# Justifying scoring rules

In connection to this paper, I’ve been thinking some more about what grounds we might have for saying substantive things about how “scoring rules” should behave.

Quick background. Scoring rules rank either credences in a single proposition, or whole credence functions (depending on your choice of poison) against the actual truth values. For now, let’s concentrate on the single-proposition case. In the context we’re interested in, they’re meant to measure “how (in)accurate” the credences are. I’ll assume that scoring rules take the form s(x,y), where x is the credence, and y the truth value of the salient proposition (1 for truth, 0 for falsity). You’d naturally expect a minimal constraint to be:

(Minimal 1)  s(1,1)=s(0,0)=1; s(0,1)=s(1,0)=0.

(Minimal 2) s is a monotone increasing function in x when y=1. s is a monotone decreasing function in x when y=0.

Basically, this just says that credences 1 and 0 are maximally and minimally accurate, and you never decrease in accuracy by moving closer to the truth value.

But to make arguments from scoring rules for probabilism run, we need a lot more structure. Where do we get it from?

There’s a prior question: what’s the nature of a scoring rule in the first place? There’re a couple of thoughts to have here. One is that scoring rules are *preferences* of agents. Different agents can have different scoring rules, and the relevant preference-ordering aims to capture the subjective value the agent attaches to having *accurate* credences.
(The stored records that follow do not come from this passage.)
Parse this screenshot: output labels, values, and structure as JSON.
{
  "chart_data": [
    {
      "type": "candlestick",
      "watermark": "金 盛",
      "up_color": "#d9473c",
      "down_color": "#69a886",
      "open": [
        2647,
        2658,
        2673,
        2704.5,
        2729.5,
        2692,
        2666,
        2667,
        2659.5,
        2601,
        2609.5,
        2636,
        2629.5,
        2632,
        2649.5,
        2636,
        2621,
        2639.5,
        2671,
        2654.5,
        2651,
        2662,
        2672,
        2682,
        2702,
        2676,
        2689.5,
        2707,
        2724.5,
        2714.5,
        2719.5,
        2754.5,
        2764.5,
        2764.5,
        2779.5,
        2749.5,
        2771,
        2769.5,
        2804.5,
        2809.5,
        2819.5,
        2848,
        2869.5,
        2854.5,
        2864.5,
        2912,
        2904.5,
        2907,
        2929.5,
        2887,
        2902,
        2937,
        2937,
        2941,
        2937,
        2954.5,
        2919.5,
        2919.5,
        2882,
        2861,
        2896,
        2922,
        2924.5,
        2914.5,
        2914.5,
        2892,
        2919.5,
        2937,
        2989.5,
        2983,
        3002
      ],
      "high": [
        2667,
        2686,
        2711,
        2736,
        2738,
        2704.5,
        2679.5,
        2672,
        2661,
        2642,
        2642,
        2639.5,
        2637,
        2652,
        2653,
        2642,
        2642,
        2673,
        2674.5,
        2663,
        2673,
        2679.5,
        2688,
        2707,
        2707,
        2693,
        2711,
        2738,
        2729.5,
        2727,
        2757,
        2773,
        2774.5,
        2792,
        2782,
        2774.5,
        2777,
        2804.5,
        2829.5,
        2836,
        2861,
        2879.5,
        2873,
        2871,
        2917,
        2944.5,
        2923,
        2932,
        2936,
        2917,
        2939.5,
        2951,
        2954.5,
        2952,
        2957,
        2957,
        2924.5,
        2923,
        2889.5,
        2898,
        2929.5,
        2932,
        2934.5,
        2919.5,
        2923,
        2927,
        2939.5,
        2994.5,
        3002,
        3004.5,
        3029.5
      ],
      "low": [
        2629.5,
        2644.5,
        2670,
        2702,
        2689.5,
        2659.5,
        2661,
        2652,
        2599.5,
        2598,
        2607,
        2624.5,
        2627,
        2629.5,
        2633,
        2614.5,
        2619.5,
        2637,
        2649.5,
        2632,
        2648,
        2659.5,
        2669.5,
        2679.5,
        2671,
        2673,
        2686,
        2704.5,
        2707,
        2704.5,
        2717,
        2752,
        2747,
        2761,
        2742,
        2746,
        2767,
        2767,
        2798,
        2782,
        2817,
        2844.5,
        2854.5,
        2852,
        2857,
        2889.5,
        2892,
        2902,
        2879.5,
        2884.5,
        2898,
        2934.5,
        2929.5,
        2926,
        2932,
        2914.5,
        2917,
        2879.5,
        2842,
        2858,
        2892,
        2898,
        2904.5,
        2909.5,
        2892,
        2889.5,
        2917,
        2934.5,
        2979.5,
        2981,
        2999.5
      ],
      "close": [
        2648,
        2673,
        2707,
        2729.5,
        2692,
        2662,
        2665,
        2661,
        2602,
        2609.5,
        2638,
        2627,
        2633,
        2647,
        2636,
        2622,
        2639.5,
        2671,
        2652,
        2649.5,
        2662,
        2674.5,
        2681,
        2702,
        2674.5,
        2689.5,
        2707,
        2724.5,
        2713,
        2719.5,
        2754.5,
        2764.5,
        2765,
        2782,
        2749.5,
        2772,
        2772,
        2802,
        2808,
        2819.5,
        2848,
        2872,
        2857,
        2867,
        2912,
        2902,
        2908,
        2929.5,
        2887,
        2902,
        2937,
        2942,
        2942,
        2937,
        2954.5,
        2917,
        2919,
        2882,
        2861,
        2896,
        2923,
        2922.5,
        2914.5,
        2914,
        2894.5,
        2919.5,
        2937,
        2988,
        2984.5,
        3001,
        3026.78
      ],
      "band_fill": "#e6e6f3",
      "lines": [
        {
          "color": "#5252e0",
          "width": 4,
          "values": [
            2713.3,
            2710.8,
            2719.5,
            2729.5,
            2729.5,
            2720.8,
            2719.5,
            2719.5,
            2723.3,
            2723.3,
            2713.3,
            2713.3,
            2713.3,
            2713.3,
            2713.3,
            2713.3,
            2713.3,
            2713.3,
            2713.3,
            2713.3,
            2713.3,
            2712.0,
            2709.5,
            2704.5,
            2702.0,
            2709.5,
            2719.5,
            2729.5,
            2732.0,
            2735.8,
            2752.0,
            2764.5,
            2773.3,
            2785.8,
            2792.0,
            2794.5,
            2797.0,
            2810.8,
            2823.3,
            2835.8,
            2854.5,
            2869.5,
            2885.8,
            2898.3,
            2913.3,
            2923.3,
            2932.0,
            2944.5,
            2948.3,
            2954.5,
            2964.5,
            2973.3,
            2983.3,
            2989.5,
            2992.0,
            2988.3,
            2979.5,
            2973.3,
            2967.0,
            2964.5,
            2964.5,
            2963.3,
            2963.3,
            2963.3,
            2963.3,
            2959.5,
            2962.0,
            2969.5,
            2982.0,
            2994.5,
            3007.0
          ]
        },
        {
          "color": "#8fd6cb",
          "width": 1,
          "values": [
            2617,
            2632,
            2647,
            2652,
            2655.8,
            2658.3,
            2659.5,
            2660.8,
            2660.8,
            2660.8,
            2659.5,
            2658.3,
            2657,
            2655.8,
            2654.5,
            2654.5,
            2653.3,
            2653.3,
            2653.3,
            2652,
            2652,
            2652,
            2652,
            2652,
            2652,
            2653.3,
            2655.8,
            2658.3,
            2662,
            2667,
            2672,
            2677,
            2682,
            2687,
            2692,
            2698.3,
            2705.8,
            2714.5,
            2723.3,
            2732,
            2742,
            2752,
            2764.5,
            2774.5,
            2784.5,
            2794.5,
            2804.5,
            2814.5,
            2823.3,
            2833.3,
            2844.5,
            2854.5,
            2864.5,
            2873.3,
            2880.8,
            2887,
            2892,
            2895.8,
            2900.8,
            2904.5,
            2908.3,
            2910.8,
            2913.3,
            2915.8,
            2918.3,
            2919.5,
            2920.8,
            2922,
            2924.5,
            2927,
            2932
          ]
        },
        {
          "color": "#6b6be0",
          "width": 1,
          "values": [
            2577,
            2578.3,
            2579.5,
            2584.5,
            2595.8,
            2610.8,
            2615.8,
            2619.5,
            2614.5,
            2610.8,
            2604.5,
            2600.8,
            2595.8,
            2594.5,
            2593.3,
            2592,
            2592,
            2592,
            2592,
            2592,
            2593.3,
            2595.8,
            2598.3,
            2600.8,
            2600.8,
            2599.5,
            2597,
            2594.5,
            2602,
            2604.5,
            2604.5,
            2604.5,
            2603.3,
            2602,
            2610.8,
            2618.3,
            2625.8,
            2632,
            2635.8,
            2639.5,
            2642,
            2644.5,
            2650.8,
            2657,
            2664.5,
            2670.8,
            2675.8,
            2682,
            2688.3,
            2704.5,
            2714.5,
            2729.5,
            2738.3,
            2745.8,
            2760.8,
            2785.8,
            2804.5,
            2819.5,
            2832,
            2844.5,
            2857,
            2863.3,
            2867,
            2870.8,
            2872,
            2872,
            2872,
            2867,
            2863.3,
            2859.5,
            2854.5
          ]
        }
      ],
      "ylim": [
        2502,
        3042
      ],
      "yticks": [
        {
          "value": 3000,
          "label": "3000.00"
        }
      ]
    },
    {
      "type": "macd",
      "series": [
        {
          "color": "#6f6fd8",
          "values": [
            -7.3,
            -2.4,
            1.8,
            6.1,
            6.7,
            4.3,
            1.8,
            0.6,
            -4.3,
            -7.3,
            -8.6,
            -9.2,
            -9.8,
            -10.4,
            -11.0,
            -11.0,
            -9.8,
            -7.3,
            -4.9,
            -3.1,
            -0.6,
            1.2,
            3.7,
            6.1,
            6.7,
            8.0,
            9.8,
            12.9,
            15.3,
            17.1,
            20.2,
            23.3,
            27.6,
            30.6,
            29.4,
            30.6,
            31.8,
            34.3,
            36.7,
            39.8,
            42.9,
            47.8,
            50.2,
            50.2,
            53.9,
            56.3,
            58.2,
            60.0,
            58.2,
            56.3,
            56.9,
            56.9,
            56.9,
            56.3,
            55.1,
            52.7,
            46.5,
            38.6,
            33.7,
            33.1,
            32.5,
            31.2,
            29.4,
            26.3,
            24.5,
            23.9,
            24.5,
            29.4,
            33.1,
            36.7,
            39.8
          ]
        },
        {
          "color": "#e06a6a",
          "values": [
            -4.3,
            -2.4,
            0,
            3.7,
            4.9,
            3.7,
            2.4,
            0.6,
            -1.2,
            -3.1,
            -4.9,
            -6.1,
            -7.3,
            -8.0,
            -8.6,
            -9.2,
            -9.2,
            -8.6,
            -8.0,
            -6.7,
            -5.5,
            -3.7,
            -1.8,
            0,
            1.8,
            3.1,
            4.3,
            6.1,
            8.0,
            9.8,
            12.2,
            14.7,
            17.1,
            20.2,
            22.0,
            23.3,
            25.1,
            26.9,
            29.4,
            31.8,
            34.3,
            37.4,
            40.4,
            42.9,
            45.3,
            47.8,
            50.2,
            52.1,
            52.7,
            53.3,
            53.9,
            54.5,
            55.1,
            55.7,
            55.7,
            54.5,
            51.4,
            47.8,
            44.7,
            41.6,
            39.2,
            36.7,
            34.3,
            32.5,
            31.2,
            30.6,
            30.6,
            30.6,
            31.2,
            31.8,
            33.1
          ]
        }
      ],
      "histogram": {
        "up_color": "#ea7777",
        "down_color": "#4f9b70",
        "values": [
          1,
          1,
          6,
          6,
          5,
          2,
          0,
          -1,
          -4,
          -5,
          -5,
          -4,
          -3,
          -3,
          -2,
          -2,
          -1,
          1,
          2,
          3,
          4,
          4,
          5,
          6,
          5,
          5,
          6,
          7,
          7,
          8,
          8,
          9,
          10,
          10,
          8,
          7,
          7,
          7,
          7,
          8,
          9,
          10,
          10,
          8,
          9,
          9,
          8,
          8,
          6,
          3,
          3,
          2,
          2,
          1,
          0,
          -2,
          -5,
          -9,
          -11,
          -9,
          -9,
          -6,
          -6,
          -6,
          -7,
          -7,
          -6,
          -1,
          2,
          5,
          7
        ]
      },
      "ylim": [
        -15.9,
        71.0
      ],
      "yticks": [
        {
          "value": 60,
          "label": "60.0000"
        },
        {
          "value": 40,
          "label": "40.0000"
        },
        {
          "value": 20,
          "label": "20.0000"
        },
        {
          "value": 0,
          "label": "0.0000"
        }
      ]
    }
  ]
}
Now, various hedges are needed at this point. Maybe having certain credences make you feel warm and fuzzy, and you prefer to have those feelings no matter what. We need to distill that stuff out. Moreover, maybe you value having particular credences in certain situations  because of their instrumental value—e.g. enabling you indirectly to get lots of warm fuzzy stuff. One strong thesis about scoring rules is that they give the *intrinsic* value that the agent attaches to a certain credence/truth value state of affairs—her preferences given that alethic accuracy is all she cares about. However tricky the details of this are to spell out, the general story about what the scoring rule aim to describe is pretty clear—part of the preferences of individual agents.

A different kind of view would have it that the scoring rule describes a more objective beast: facts about which credences are better than which others (as far as accuracy goes). Presumably, if there are such betterness facts, this’ll provide a standard for assessing people’s alethic preferences in the first sense.

On either view, the trick will be to justify the claim that the scoring rule have certain formal features X. Then one appeals to a formal argument that shows that for every incoherent credence c, there’s a coherent credence d which is more accurate (by the lights of the scoring rule) than c no matter what the actual truth values are—supposing only that the scoring rule has feature X. Being “accuracy dominated” in this way is supposed to be an epistemic flaw (at least a pro tanto one). [I’m going to leave discussion of how *that* goes for another time]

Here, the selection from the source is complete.